Pressure to be at a certain place: have this job, have this promotion, have this relationship, maintain these friendships, make new friendships, have an apartment, buy a house…
And the thing that makes it so tricky is that we all are in such different places. Some people live at home; some people are buying a home. Some people are talking babies; some people are recently single. Some people are trying to get their first job; some people are celebrating their second promotion…
There is almost no way to calibrate where we should be, yet there is pressure to do it all really quickly. Like yesterday.
For a while I thought it was just me feeling this way. And then, something happened. Something broke. Someone said it first, and the next thing I knew, everyone was talking about it. Everywhere I turned, someone was confessing to me that they felt pressured to do this or that, and achieve one thing or another.
And while I have undoubtedly had my freak out moments in the last few months, I'm trying to reflect on how many things have worked out so much better than I had planned. Sure, there are some things I thought would have played out differently (see: intense job search), but for every interview that I thought was the perfect job, or went so well and I was sure I'd get it, I'm that much more grateful that I did not, in fact, get it. Because I couldn't have imagined loving any job as much as I love mine.
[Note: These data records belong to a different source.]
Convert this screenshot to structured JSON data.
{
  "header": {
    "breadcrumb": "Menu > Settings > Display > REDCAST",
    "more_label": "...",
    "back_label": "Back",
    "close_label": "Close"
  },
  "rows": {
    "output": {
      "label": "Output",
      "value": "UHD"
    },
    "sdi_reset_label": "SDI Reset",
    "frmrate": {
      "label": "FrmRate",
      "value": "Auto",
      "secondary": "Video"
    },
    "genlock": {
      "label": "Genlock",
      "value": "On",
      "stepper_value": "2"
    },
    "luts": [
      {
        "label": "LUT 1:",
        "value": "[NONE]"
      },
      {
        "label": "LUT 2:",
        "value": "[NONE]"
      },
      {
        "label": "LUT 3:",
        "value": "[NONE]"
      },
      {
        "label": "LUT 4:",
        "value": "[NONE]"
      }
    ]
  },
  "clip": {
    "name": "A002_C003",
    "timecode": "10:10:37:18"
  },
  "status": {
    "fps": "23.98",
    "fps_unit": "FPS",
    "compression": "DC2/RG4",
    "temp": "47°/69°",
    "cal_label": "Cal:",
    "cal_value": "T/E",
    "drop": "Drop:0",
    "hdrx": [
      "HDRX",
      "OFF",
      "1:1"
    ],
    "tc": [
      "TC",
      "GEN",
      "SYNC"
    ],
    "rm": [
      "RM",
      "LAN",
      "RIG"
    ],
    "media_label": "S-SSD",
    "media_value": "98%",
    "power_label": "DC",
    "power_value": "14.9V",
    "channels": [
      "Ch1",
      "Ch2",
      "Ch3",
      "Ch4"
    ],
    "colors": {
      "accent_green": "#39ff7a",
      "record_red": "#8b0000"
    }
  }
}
And I think the most important thing we can do is just relax and realize things really do work themselves out. Things happen for a reason. Sure, we can't be complacent and sit back and watch our lives happen. But, it's also so important to just enjoy this season. We are never going to have the opportunity to meet all of these new people, make silly mistakes, relapse and have college weekends, and then say things like "I'm kind of over this" the very next weekend.
It's the only time in life where it's completely appropriate to need to figure some things out and learn from our mistakes. As long as we are growing, we are living. And living life is exactly what the twenties are for. I'm only four years into it, but I'm pretty darn sure of it.